My question: What is the best way to 1. check if the nameBase already exists in db(sth like contains) and 2.find the last nameBase number. E.g. here for test is 3.
Update : Everyone, one update. I finally used java Pattern class. So cool and easy. It made everything so simple. I just could add the /d to pattern and then I could check if that matches the name and could use the pattern group to easily access the second part.
The real solution here is to change the database schema to split this into two columns, the name and its number. It becomes trivial then to get the aggregate MAX() via
SELECT name, MAX(num) AS num FROM tbl GROUP BY name
However,if changing it is not an option, I would recommend using REPLACE() to remove the name portion from the column value leaving only the number portion when querying, and get the aggregate MAX() of that to find the highest existing number for it:
SELECT
MAX(REPLACE(name, <the name to search>, '')) AS maxnum
FROM tbl
WHERE
name LIKE '<the name to search>%'
Or instead of LIKE, using a regular expression, which is more accurate than LIKE (in case a name contains another name, the LIKE might match) but more expensive:
SELECT
MAX(REPLACE(name, <the name to search>, '')) AS maxnum
FROM tbl
WHERE
name REGEXP '^<the name to search>[0-9]+$'
I would do this with an additional table with two columns and store in this table each name and the last assigned id. And then replace your nameBase+number column in your original table with a name column being a foreign key to the addition table, and a number column, being the appropriate count for that entry.
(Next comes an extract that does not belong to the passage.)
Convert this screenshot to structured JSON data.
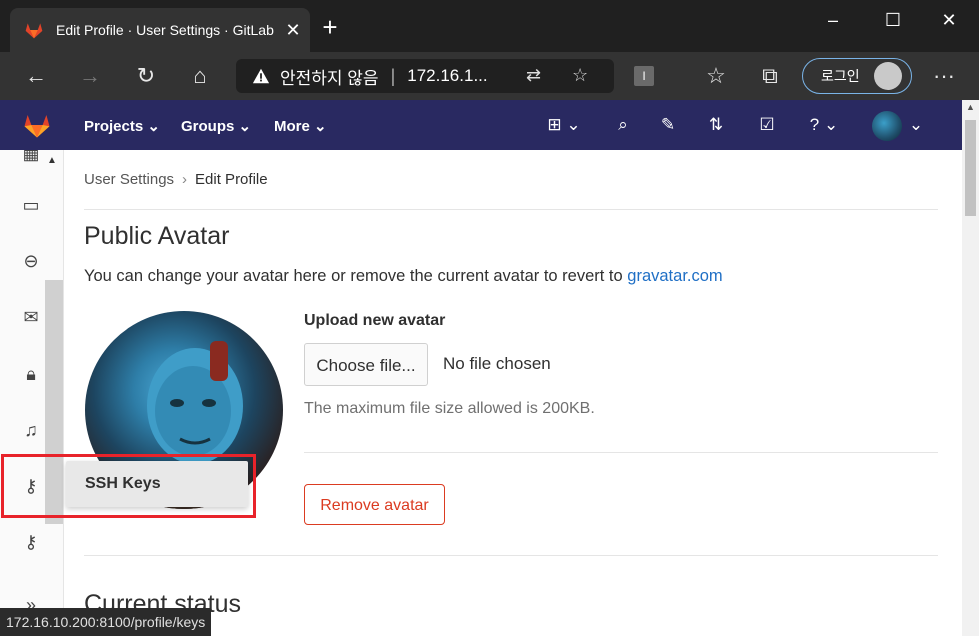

This will be much easier and more efficient to manipulate.
If possible, I would restructure the table to place these in either 2 tables (better) or at least two columns (medium). The structure you have is not normalized at all :-/
Without knowing too much about your schema; here is my recommendation for the two-table solution: (note: this is normalized and also follows the idiom "Do not store that which can be calculated")
names
------
id | name
01 | test
02 | stack
name_hits
-------
name_id | date
01 | 01/01/2001
01 | 01/15/2001
01 | 04/03/2001
02 | 01/01/2001
...
and then select like this:
SELECT names.name, count(name_hits.id) as hits
FROM names JOIN name_hits ON names.id=name_hits.name_id
GROUP BY names.id
and insert like this:
INSERT INTO name_hits SELECT id, NOW() FROM names WHERE name = "stack";
Presuming that you are unable to change the structure of the table, you can do what you want. However, it is rather expensive.
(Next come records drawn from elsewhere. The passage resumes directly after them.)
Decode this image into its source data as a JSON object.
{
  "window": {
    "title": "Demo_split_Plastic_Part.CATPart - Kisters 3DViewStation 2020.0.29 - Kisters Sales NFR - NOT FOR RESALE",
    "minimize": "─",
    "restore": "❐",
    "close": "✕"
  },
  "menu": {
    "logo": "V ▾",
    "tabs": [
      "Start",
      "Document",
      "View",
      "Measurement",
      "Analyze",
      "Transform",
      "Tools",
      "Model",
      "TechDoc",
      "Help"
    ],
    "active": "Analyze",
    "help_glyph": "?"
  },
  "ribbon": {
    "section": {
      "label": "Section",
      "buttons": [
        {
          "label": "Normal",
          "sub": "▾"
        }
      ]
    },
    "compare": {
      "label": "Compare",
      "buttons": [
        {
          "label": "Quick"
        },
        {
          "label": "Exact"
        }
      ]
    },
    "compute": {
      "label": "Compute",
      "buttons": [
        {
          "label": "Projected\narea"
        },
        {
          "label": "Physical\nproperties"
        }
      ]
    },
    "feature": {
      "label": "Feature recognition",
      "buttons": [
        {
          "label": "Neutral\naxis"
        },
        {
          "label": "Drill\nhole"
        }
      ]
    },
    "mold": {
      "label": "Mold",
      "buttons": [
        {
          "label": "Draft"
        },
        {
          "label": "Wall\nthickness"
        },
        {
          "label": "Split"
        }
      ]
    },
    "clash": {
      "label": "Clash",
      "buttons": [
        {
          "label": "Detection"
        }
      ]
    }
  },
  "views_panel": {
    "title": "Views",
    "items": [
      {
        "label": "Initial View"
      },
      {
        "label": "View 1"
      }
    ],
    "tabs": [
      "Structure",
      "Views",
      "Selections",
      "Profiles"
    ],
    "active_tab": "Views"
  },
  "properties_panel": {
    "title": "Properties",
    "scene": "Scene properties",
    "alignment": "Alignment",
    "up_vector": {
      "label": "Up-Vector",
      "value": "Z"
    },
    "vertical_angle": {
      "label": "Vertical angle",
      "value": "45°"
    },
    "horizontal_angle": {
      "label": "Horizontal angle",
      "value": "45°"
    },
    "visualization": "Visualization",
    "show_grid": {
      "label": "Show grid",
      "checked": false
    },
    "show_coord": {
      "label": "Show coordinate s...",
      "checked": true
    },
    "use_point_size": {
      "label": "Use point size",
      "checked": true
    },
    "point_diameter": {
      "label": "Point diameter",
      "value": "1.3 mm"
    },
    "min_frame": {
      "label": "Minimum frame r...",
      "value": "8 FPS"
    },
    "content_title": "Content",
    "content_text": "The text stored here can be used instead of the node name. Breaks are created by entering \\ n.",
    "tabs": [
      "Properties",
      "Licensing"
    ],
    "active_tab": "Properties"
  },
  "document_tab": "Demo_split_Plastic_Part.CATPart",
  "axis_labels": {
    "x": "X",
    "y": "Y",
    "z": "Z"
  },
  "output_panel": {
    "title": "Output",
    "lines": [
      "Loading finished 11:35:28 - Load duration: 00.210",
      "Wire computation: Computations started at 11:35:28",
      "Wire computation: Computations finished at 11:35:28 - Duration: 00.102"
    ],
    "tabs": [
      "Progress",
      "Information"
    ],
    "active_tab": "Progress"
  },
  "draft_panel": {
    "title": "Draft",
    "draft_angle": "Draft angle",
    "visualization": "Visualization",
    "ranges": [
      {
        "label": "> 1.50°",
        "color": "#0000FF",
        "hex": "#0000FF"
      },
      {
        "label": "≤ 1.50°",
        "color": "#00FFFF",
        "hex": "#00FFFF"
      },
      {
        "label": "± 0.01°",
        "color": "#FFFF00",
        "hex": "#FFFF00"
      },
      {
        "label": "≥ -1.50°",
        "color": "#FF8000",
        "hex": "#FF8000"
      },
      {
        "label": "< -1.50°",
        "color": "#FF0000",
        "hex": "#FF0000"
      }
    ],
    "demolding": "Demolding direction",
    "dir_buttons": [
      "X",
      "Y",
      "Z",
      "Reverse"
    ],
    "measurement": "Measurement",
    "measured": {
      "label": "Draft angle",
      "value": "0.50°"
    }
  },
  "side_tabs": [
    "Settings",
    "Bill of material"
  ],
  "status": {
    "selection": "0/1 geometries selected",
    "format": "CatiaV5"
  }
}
What you would like to do is something like:
select name
from t
where left(name, length(<name parameter>)) = <name parameter>
order by name desc
limit 1
Unfortunately, your naming probably does not allow this, because you are not left padding the numeric portion with zeroes.
So, the following gets around this:
select name,
cast(substring(name, length(<name parameter>), 1000) as int) as number
from t
where left(name, length(<name parameter>)) = <name parameter>
order by 2 desc
limit 1
This is not particularly efficient. Also, indexes cannot really help with this because the collating sequence for strings is different than for numbers (test0, test1, test10, test100, test11, etc. versus 0, 1, 2, 3, 4 . . .).
If you can, I would follow the advice of the others who suggest multiple columns or tables. I only offer this as a method where you don't have to modify the current table.
If you cannot change the schema, try this:
INSERT INTO names (name)
SELECT CONCAT("stack", CAST(TRIM(LEADING "stack" FROM name) AS INT)+1)
WHERE name LIKE "stack%" ORDER BY name DESC LIMIT 1;
The idea is:
select the "highest" previous value,
chop of the name,
cast the remaining string as an int,
add one to it,
then put the name back on it.
I have not tested this... I hope it leads you in the right direction.
Note that I have used a constant string "stack" as an example, you will likely want to make that dynamic.